Texas Appellate Court Applies NFL CBA’s “Non-Injury Grievance” Provisions to Compel Arbitration of Former Star’s Career-Ending Injury Claim

In an August 1, 2019 opinion (Houston NFL Holding L.P. v. Ryans), the Houston-based First Court of Appeals enforced the National Football League’s Collective Bargaining Agreement by ordering a state trial court to compel arbitration of a premises-liability claim asserted by former All-Pro (and former Texans player) DeMeco Ryans.

Then playing for the Philadelphia Eagles, Ryans saw his football career cut tragically short when he tore his Achilles tendon in a non-contact injury suffered while playing against his former team at Houston’s NRG Stadium. Ryans sued the Texans in state district court, alleging premises-liability claims based on the team’s alleged failure to provide a reasonably safe playing field.

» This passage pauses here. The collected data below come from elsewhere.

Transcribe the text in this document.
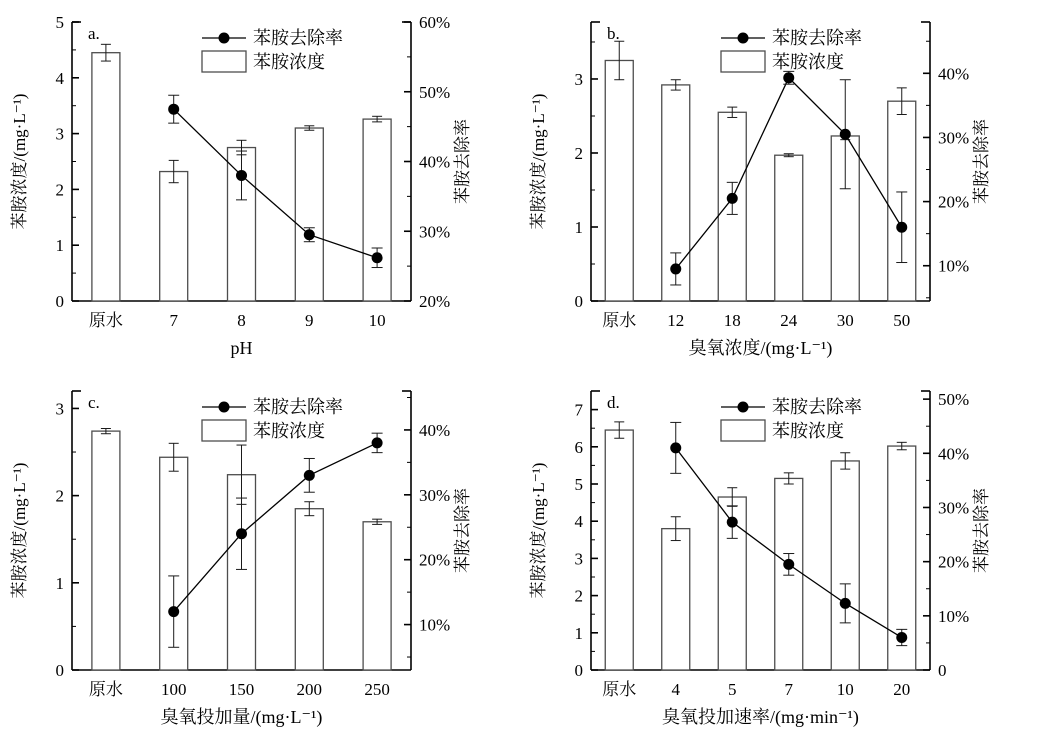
0
1
2
3
4
5
20%
30%
40%
50%
60%
原水	7	8	9	10
pH
苯胺浓度/(mg·L⁻¹)	苯胺去除率
a.	苯胺去除率
苯胺浓度
0
1
2
3
10%
20%
30%
40%
原水 12 18 24 30 50
臭氧浓度/(mg·L⁻¹)
苯胺浓度/(mg·L⁻¹)	苯胺去除率
b.	苯胺去除率
苯胺浓度
0
1
2
3
10%
20%
30%
40%
原水 100 150 200 250
臭氧投加量/(mg·L⁻¹)
苯胺浓度/(mg·L⁻¹)	苯胺去除率
c.	苯胺去除率
苯胺浓度
0
1
2
3
4
5
6
7
0
10%
20%
30%
40%
50%
原水 4	5	7	10 20
臭氧投加速率/(mg·min⁻¹)
苯胺浓度/(mg·L⁻¹)	苯胺去除率
d.	苯胺去除率
苯胺浓度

The Texans moved to compel arbitration under the NFL’s CBA. The arbitration clause at the center of the dispute (located in CBA Article 43, “Non-Injury Grievance”) provided:

Any dispute (hereinafter referred to as a “grievance”) arising after the execution of [the CBA] and involving the interpretation of, application of, or compliance with, any provision of [the CBA], the NFL Player Contract, the Practice Squad Player Contract, or any applicable provision of the NFL Constitution and Bylaws or NFL Rules pertaining to the terms and conditions of employment of NFL players, will be resolved exclusively in accordance with the procedure set forth in this Article, except wherever another method of dispute resolution is set forth elsewhere in [the CBA].
(Emphasis supplied.)

The First Court invoked a “presumption in favor of arbitration and to resolve any doubts as to the agreement’s scope in favor of arbitration.” Slip Op. at 8-9. Despite Article 43’s title, which suggests inapplicability to player injuries, the Court was persuaded by the Texans’ argument that the title merely distinguished a distinct category of “Injury Grievances” under the CBA. Interpreting the substantive scope of the arbitration clause, the Court found it to be broad, encompassing Ryans’s claim and its reliance upon the interpretation and application of the NFL Playing Field Specifications (which are part of the NFL Rules).

The opinion is a classic example of courts’ strong deference to and expansive application of contractual arbitration provisions.